O contato desses primeiros ocupantes com os colonizadores europeus é bem mais
recente. A presença dos portugueses no Vale do Rio Branco tem como marco inicial a
instalação de um Forte Militar no ano de 1775. Junto do Forte, os aldeamentos indígenas com
controle europeu foram a principal estratégia de ocupação da região pelos portugueses
(FARAGE, 1991). Entretanto, como a exemplo do que ocorrera em outras regiões da
Amazônia, os aldeamentos gerassem muitos conflitos entre indígenas e portugueses
(SANTOS, 2012), em fins do século XVIII outras estratégias de ocupação foram testadas.
Assim, se instalaram três fazendas reais de criação extensiva de gado nos campos roraimenses
com objetivo idêntico ao dos aldeamentos e fortes: garantir a posse da terra para o Império
Português.
Com a emancipação do Brasil, em 1822, pouco mudou na região do rio Branco. O
surgimento das primeiras fazendas privadas de criação de gado data de meados do século XIX
e foi somente a partir da segunda metade do oitocentos que a produção de gado tornou-se
significativa de fato. Incentivados pelo crescimento dos mercados consumidores em Manaus e
Tefé, de onde naquele momento se extraía borracha, os fazendeiros cresceram em número e as
fazendas se espalharam pelos campos anteriormente ocupados pelos nativos, que foram
largamente empregados na criação de gado bovino, como relata Jacques Ourique em seu
relatório de 1906.
O sucesso econômico da atividade pecuarista, a exemplo do que ocorrera com o
mercado gomífero que a impulsionou, foi efêmero, marcando, na década de 1920, sério
declínio2. Com a crise da borracha e a consequente retração dos mercados, as fazendas
perderam pujança econômica, mas não diminuíram de tamanho, pelo contrário.

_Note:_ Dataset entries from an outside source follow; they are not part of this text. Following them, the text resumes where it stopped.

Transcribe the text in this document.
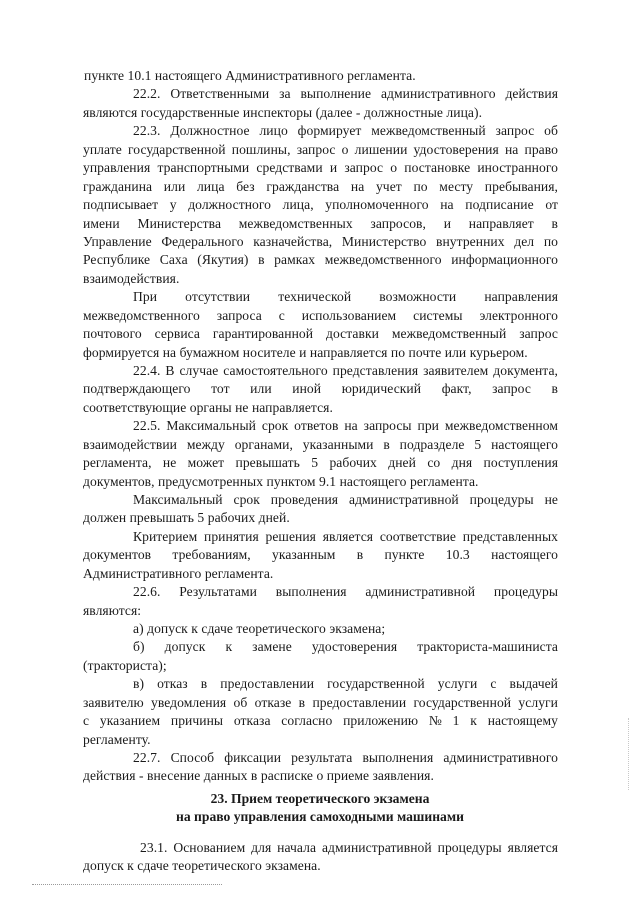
пункте 10.1 настоящего Административного регламента.
22.2. Ответственными за выполнение административного действия
являются государственные инспекторы (далее - должностные лица).
22.3. Должностное лицо формирует межведомственный запрос об
уплате государственной пошлины, запрос о лишении удостоверения на право
управления транспортными средствами и запрос о постановке иностранного
гражданина или лица без гражданства на учет по месту пребывания,
подписывает у должностного лица, уполномоченного на подписание от
имени Министерства межведомственных запросов, и направляет в
Управление Федерального казначейства, Министерство внутренних дел по
Республике Саха (Якутия) в рамках межведомственного информационного
взаимодействия.
При отсутствии технической возможности направления
межведомственного запроса с использованием системы электронного
почтового сервиса гарантированной доставки межведомственный запрос
формируется на бумажном носителе и направляется по почте или курьером.
22.4. В случае самостоятельного представления заявителем документа,
подтверждающего тот или иной юридический факт, запрос в
соответствующие органы не направляется.
22.5. Максимальный срок ответов на запросы при межведомственном
взаимодействии между органами, указанными в подразделе 5 настоящего
регламента, не может превышать 5 рабочих дней со дня поступления
документов, предусмотренных пунктом 9.1 настоящего регламента.
Максимальный срок проведения административной процедуры не
должен превышать 5 рабочих дней.
Критерием принятия решения является соответствие представленных
документов требованиям, указанным в пункте 10.3 настоящего
Административного регламента.
22.6. Результатами выполнения административной процедуры
являются:
а) допуск к сдаче теоретического экзамена;
б) допуск к замене удостоверения тракториста-машиниста
(тракториста);
в) отказ в предоставлении государственной услуги с выдачей
заявителю уведомления об отказе в предоставлении государственной услуги
с указанием причины отказа согласно приложению № 1 к настоящему
регламенту.
22.7. Способ фиксации результата выполнения административного
действия - внесение данных в расписке о приеме заявления.
23. Прием теоретического экзамена
на право управления самоходными машинами
23.1. Основанием для начала административной процедуры является
допуск к сдаче теоретического экзамена.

Mantiveram-
se como grandes propriedades de terra em que o contato entre colonos – sobretudo de origem
nordestina – e indígenas permaneceu intenso (BARROS,1995).
Em toda a história da Amazônia, fazendeiros e missionários se envolveram em
conflitos nos quais o contato/controle com/dos nativos era a maior razão de contenda. O papel
do Estado (português e posteriormente brasileiro) diante dos conflitos foi, em grande medida,
2 São comuns, por exemplo, os relatos de que, dada a ausência de compradores do gado criado em Roraima, os
fazendeiros tiveram de apelar para o expediente de sacrificar o gado velho para liberar pasto, como registram
Dorval de Magalhaes(1986).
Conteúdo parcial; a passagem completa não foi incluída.